Here’s the story of The Lord’s Airline:

This one could have used a little help from above. The idea, according to its initial business proposal in 1985, was to create a “warm spiritual atmosphere” aimed at born-again believers, on proposed DC-8 flights from Miami to Tel Aviv. The backers even pledged to donate a significant share of their hoped-for profits to “the Lord’s ministries.” But their dream-and their plane with its “spirit of faith” tail fin-was grounded permanently when the money ran out.

You can read Conde Nast’s story of these wonderful, failed airlines here.  

I remember a CNBC interview with Robert Crandall, ex-CEO of American Airlines. He said airlines made fun businesses, but lousy investments. I’ve never owned any airline shares.

Reader Pam Long received this Fraud Alert from her bank:


Bad guys are exploiting the Hurricane Harvey disaster. There are fake Facebook pages, tweets are going out with fake charity websites, and phishing emails are sent out asking for donations to Hurricane Harvey Relief Funds that they keep for themselves.

Don’t fall for any scams. If you want to make a donation, go to the website of the charity of your choice and make a donation. Type the address in your browser or use a bookmark. Do not click on any links in emails or text you might get. Be cautious of whatever you see in the coming weeks about Hurricane Harvey disaster relief.

Always remember: “When in doubt, throw it out!”

Think Before You Click!

If I build, will they come?

A rich New York hedgie spent $15 million plus on a pricey house he built in Columbia County, New York:


The “castle” is just a few miles from where we have a vastly more modest endeavor.

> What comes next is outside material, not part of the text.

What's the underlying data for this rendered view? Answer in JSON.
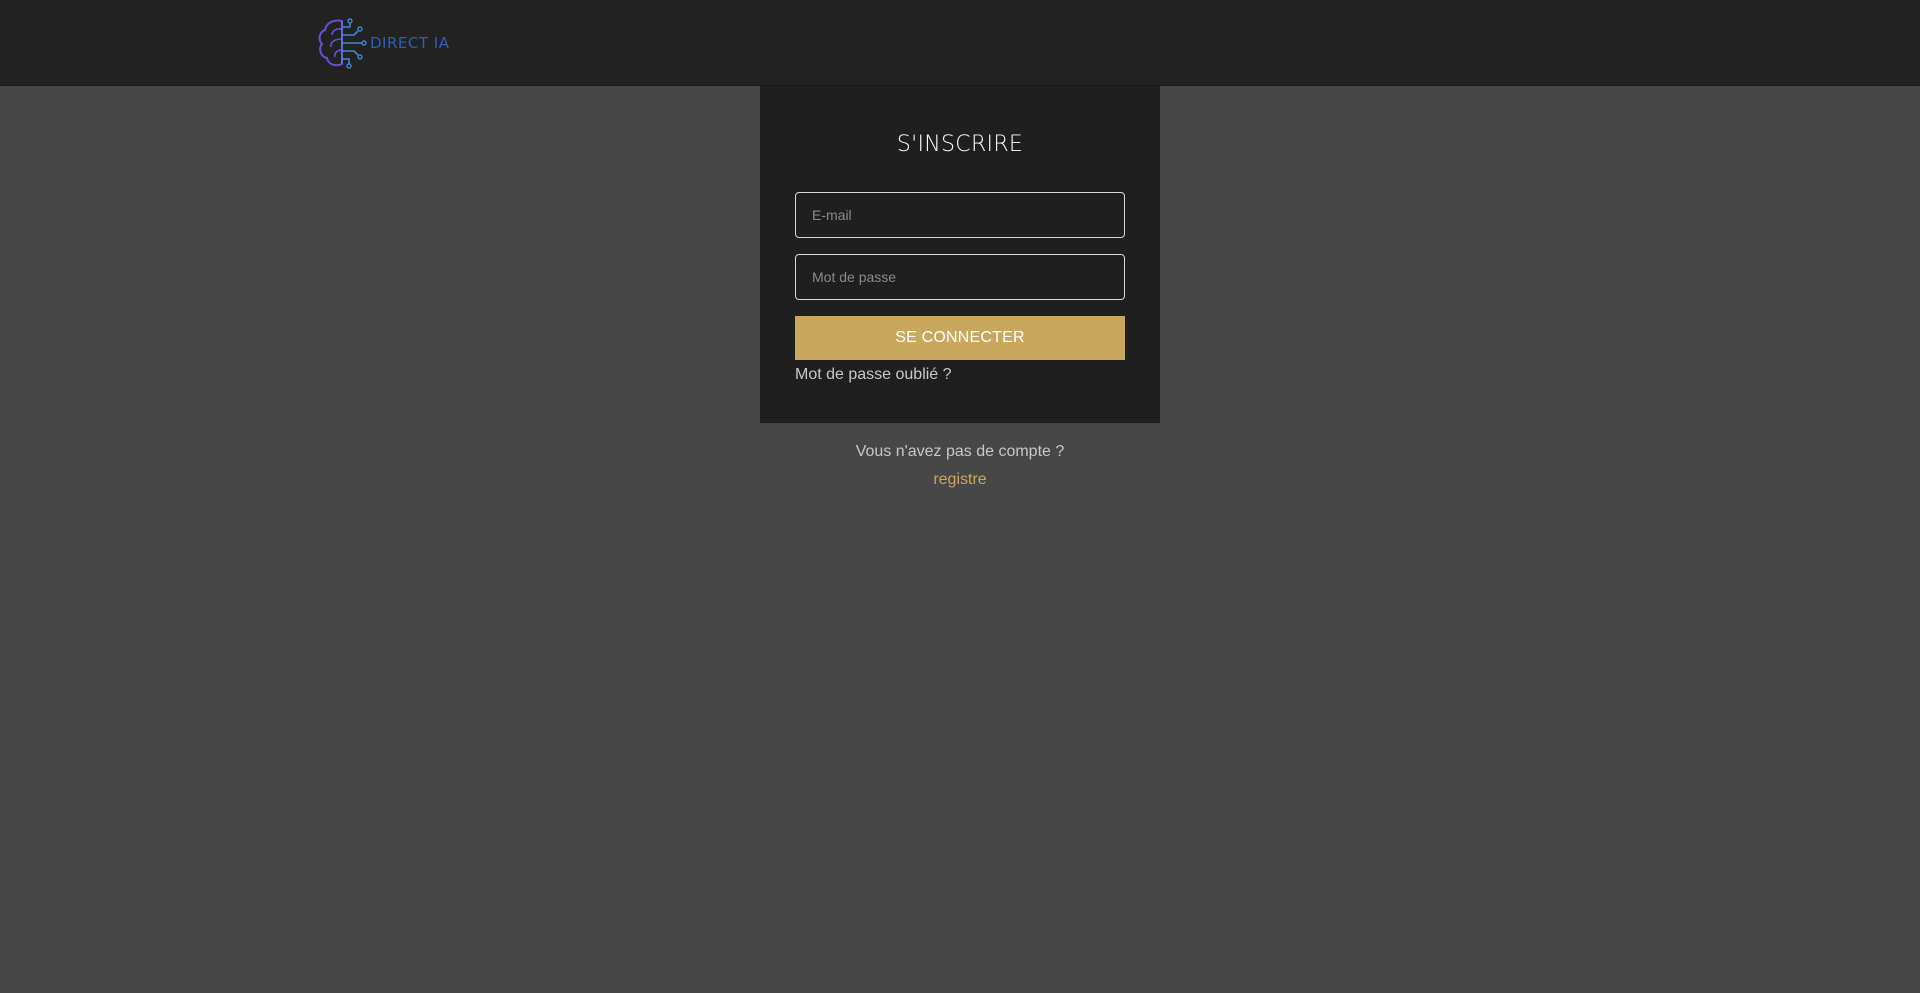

The local scuttlebutt is that the rich hedgie built it to motivate his kids to come visit.

Apparently the kids took one look at the place and said, “No way.”

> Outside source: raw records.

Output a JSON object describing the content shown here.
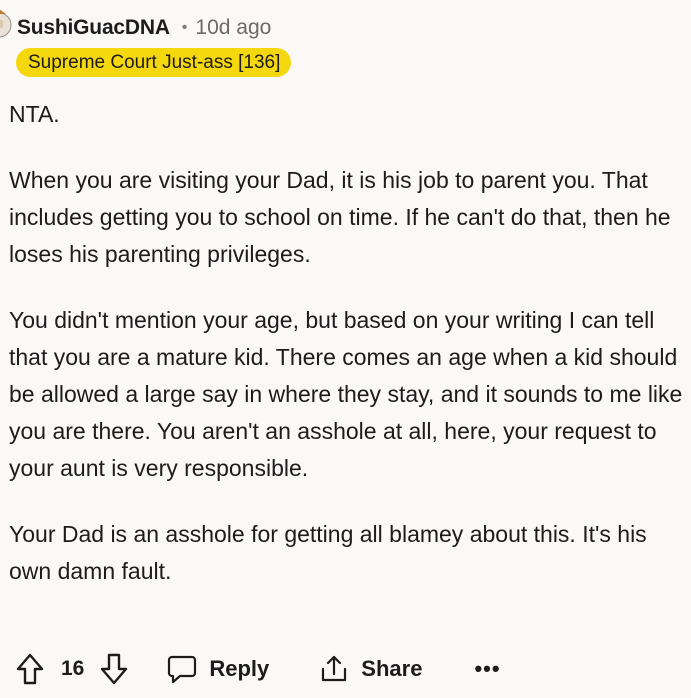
{
  "comment": {
    "username": "SushiGuacDNA",
    "separator": "•",
    "timestamp": "10d ago",
    "flair": "Supreme Court Just-ass [136]",
    "paragraphs": [
      "NTA.",
      "When you are visiting your Dad, it is his job to parent you. That includes getting you to school on time. If he can't do that, then he loses his parenting privileges.",
      "You didn't mention your age, but based on your writing I can tell that you are a mature kid. There comes an age when a kid should be allowed a large say in where they stay, and it sounds to me like you are there. You aren't an asshole at all, here, your request to your aunt is very responsible.",
      "Your Dad is an asshole for getting all blamey about this. It's his own damn fault."
    ]
  },
  "actions": {
    "upvote_icon": "upvote-arrow-icon",
    "score": "16",
    "downvote_icon": "downvote-arrow-icon",
    "reply_icon": "speech-bubble-icon",
    "reply_label": "Reply",
    "share_icon": "share-icon",
    "share_label": "Share",
    "more_label": "•••"
  },
  "colors": {
    "background": "#fbf9f8",
    "flair_background": "#f5d70d",
    "text": "#1c1c1c",
    "muted": "#6a6a6a"
  }
}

I find the house fascinating. (Susan doesn’t.) The house is long and thin, with mega-built-in furniture. There’s a basement that runs the entire length of the house. The day I was there, they had two golf carts in the basement to simplify getting around the basement.

You can see more photos here. 

The house makes you wonder what God could do if only He had the money, but not the taste.

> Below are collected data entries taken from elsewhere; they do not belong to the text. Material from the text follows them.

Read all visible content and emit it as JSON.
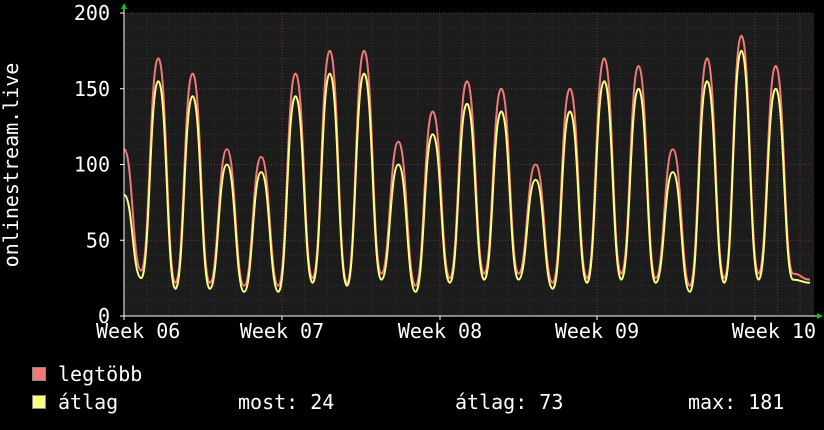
{
  "chart_data": {
    "type": "line",
    "ylabel": "onlinestream.live",
    "ylim": [
      0,
      200
    ],
    "y_ticks": [
      "0",
      "50",
      "100",
      "150",
      "200"
    ],
    "x_tick_labels": [
      "Week 06",
      "Week 07",
      "Week 08",
      "Week 09",
      "Week 10"
    ],
    "grid": true,
    "x": [
      "Week 06 -0.2",
      "Week 06",
      "Week 07",
      "Week 08",
      "Week 09",
      "Week 10"
    ],
    "series": [
      {
        "name": "legtöbb",
        "color": "#f07a7a",
        "values": [
          110,
          30,
          170,
          22,
          160,
          22,
          110,
          20,
          105,
          20,
          160,
          25,
          175,
          22,
          175,
          28,
          115,
          20,
          135,
          25,
          155,
          28,
          150,
          28,
          100,
          22,
          150,
          25,
          170,
          28,
          165,
          25,
          110,
          20,
          170,
          25,
          185,
          28,
          165,
          28,
          24
        ]
      },
      {
        "name": "átlag",
        "color": "#ffff80",
        "values": [
          80,
          25,
          155,
          18,
          145,
          18,
          100,
          16,
          95,
          16,
          145,
          22,
          160,
          20,
          160,
          24,
          100,
          16,
          120,
          22,
          140,
          24,
          135,
          24,
          90,
          18,
          135,
          22,
          155,
          24,
          150,
          22,
          95,
          16,
          155,
          22,
          175,
          24,
          150,
          24,
          22
        ]
      }
    ]
  },
  "legend": {
    "max_label": "legtöbb",
    "avg_label": "átlag",
    "max_color": "#f07a7a",
    "avg_color": "#ffff80"
  },
  "stats": {
    "now": "most: 24",
    "avg": "átlag: 73",
    "max": "max: 181"
  }
}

When the kids wouldn’t visit, the house went on the market for $14.9 million. Today the broker called. It’s been reduced to $10 million. Such a bargain!

Here’s another bargain

A fifteen-year-old came home with a Porsche.


His parents screamed, “Where did you get that car?”

He calmly told them, “I bought it today.”

“With what money!?” demanded his parents. “We know what a Porsche costs.”

“Well,” said the boy, “This one cost me fifteen dollars.”

The parents began to yell even louder. “Who would sell a car like that for fifteen dollars?”

“It was the lady up the street,” said “Don’t know her name — they just moved in. She saw me ride past on my bike and asked me if I wanted to buy a Porsche for fifteen dollars.”

“Oh my goodness!” moaned the mother, “She must be a child abuser. Who knows what she will do next? John, you go right up there and see what’s going on.”

So the boy’s father walked up the street to the house where the lady lived and found her out in the yard calmly planting flowers. He introduced himself as the father of the boy to whom she had sold a Porsche to for fifteen dollars and wanted to know why she did it.

“Well,” she said, “this morning I got a phone call from my husband. I thought he was on a business trip, but I learned from a friend he has run off to Hawaii with his secretary. There she stole all his money and stranded him there!”

“He called me, without a dollar to his name, and asked me to please sell his new Porsche and send him the money. So that’s exactly what I did.”

Harry Newton, who read a study:

You and I  get far more pleasure out of outsourcing our chores, like lawn mowing, than we do buying stuff, like a new car.

  • Sam

    Brokers are sharing with you because they like you. What other reason could there be?

    • harrynewton

      They always tell me how much they love me.